Being a Doctor in Morocco

Anti-Amoeba Medication

Traveling in Morocco, it was inevitable that at least some of us would fall prey to diarrhea.  What are the odds when you’ve grown up in a world of hand sanitizers, and you come to live and work in a developing country where water and hygiene are not taken for granted?

Each morning we would have a meeting as a group and we would go through a “poop scale.”  For the poop scale we each held up our fingers, one through ten, where five was completely normal, one was “I haven’t had a bowel movement for a week,” and ten… was unfortunate.  So, for those of us who were consistently “tenning” (having bad diarrhea) and were fairly miserable, the leaders decided to take us to a doctor.  There were too many opportunities for the sickness to worsen or to weaken us significantly — especially in a climate that we were not used to.  That turned out to be a good decision because a number of us had Amoebiasis.

The doctor was not a stranger; he was the father of a former student of one of our leaders, Julia, and also on the plus side he spoke French fluently.  Five of us (four students, one Julia) trooped into his spacious office where we sat down in front of his desk and one by one rattled off our almost identical symptoms.  One by one he took us behind a partition on the other end of the room to give our stomachs an ultrasound that showed bubbles in our intestines.

 While we sat around the table discussing the necessary lab work if we were to be treated and the prescriptions that he could write for us in the meantime, the topic veered slightly and turned to him and his education.  He explained to me – in French— “I am a surgeon, but here I’m also a pediatrician, a cardiologist, an … etc.  Because here in Morocco there aren’t enough doctors, I must do everything.”

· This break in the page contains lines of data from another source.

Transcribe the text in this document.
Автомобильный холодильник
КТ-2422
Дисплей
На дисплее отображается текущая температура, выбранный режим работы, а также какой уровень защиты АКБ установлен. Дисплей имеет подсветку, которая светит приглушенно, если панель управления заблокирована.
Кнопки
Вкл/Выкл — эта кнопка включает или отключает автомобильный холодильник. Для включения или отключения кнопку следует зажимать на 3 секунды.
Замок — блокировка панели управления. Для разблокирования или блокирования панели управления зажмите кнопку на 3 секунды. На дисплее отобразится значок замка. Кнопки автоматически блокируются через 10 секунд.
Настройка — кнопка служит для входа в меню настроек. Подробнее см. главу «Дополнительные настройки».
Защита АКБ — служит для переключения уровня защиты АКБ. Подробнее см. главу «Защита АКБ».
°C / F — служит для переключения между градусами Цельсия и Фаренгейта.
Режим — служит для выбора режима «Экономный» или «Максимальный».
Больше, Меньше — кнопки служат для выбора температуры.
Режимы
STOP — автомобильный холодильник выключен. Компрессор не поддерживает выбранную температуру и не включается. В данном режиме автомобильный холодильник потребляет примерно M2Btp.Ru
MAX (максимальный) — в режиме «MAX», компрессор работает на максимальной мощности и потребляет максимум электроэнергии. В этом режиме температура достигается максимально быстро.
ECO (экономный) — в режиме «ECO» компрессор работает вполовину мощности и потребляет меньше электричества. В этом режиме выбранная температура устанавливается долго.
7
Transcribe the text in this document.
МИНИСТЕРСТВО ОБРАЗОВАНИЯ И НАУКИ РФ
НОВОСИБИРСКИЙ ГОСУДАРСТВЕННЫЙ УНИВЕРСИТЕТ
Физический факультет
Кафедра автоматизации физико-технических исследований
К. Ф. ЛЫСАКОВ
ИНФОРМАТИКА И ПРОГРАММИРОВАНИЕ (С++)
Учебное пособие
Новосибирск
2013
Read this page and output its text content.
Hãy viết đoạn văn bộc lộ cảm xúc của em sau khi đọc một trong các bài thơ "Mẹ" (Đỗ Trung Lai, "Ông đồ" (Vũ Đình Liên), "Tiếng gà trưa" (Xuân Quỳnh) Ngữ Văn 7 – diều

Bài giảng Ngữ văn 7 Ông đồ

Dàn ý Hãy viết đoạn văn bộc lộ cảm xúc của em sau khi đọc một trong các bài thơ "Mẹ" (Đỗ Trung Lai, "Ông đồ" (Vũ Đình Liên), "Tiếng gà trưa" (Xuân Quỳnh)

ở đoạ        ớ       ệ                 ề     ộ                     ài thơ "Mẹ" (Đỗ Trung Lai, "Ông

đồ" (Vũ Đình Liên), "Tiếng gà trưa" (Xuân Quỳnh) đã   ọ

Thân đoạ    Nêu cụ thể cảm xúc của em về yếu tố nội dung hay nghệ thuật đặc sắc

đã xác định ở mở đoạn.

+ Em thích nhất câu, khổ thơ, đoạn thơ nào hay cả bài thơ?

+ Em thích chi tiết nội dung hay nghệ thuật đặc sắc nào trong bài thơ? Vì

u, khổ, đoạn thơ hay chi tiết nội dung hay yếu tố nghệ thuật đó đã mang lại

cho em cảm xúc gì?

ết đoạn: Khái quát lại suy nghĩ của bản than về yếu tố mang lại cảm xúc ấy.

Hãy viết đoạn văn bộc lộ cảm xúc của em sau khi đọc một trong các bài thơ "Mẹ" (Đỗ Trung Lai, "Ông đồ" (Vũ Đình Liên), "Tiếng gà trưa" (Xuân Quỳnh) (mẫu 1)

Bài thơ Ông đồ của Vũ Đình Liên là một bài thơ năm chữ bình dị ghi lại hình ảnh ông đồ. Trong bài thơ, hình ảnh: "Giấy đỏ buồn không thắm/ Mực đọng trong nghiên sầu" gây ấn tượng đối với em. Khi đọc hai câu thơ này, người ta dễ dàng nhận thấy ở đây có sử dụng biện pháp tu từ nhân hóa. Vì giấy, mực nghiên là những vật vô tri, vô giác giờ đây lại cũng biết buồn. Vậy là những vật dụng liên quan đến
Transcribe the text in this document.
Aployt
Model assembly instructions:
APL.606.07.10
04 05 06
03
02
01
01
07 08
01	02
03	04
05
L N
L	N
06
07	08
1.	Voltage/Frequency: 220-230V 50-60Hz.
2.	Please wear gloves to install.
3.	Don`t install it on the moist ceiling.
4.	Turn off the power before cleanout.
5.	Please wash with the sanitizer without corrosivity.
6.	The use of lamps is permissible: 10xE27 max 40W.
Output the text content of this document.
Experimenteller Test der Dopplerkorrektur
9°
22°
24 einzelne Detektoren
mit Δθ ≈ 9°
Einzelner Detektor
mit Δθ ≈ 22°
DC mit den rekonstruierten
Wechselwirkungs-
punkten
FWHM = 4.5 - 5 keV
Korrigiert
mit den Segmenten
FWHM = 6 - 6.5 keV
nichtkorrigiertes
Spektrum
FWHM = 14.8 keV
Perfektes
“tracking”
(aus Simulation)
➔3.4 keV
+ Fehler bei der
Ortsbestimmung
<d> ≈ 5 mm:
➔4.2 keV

As I heard his words, I realized that much like falling prey to diarrhea because we are used to hand sanitizers and hygiene, we are also accustomed to having hundreds of doctors in a hospital each having spent a specific number of years studying medicine as well as their individual discipline.  To be sitting in a doctor’s office that wouldn’t look out of place in an American hospital and yet to realize that that doctor has no choice but to do everything, take on every role, is sobering.

As an aspiring doctor, I am saddened that there must be Moroccans out there who wish to become doctors but do not have the ability or the means to.  And I’m saddened that those who do have the opportunity and training must carry a much heavier burden than otherwise.